Veronica Harrigan
- Height: 5 ft 7 in (170 cm)

Rugby union career
- Position: Hooker

Senior career
- Years: Team / Apps / (Points)
- Brantford Harlequins /  / (0)

International career
- Years: Team / Apps / (Points)
- 2022: Canada / 13 / (0)

= Veronica Harrigan =

Canadian rugby union player

Veronica Harrigan is a Canadian rugby union player. She plays at Hooker for Canada and the Brantford Harlequins.

== Rugby career ==
Harrigan began her rugby career in Grade 9 at Medway High School. She made the Ontario 7s U18 team in Grade 10. She studied Sociology and Criminology at King's University College.

In 2017, She was selected in Canada's November Series against England.

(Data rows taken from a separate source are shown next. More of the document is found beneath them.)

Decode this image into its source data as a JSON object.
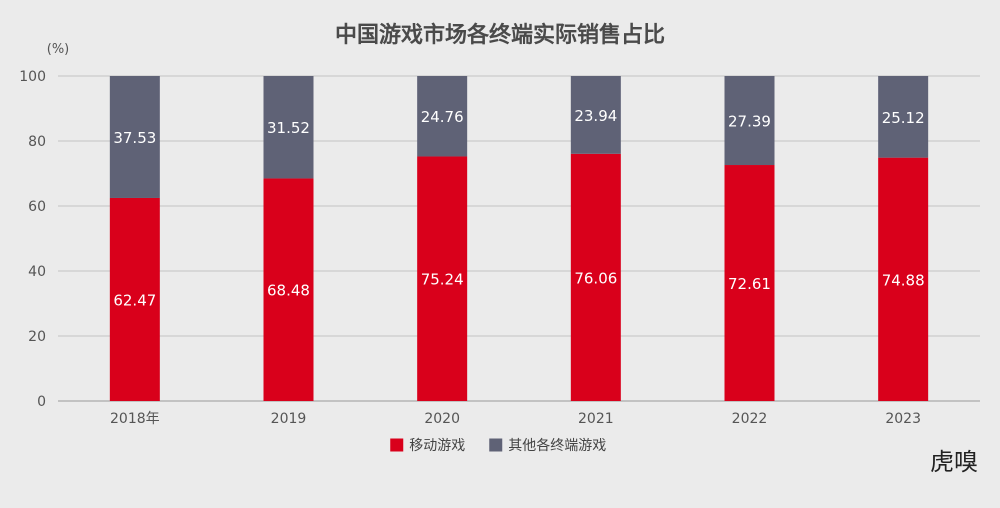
{
  "chart_data": {
    "type": "bar",
    "stacked": true,
    "title": "中国游戏市场各终端实际销售占比",
    "unit_label": "(%)",
    "categories": [
      "2018年",
      "2019",
      "2020",
      "2021",
      "2022",
      "2023"
    ],
    "series": [
      {
        "name": "移动游戏",
        "color": "#d9001b",
        "values": [
          62.47,
          68.48,
          75.24,
          76.06,
          72.61,
          74.88
        ]
      },
      {
        "name": "其他各终端游戏",
        "color": "#5f6276",
        "values": [
          37.53,
          31.52,
          24.76,
          23.94,
          27.39,
          25.12
        ]
      }
    ],
    "ylim": [
      0,
      100
    ],
    "yticks": [
      0,
      20,
      40,
      60,
      80,
      100
    ],
    "grid": true,
    "legend_position": "bottom-center"
  },
  "branding": {
    "logo_text": "虎嗅"
  }
}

Harrigan was named in the Canadian team that competed in the Pacific Four Series in New Zealand. She was called into the Canadian squad for the delayed 2021 Rugby World Cup as a late replacement for Laura Russell, who had been ruled out due to injury before the tournament began.

=== Suspension ===
In 2022, Harrigan received a two-month suspension from World Rugby after testing positive for the banned substance spironolactone. The drug was administered by her family physician without obtaining a therapeutic use exemption, although the violation was deemed unintentional. She was cleared to play again on October 4.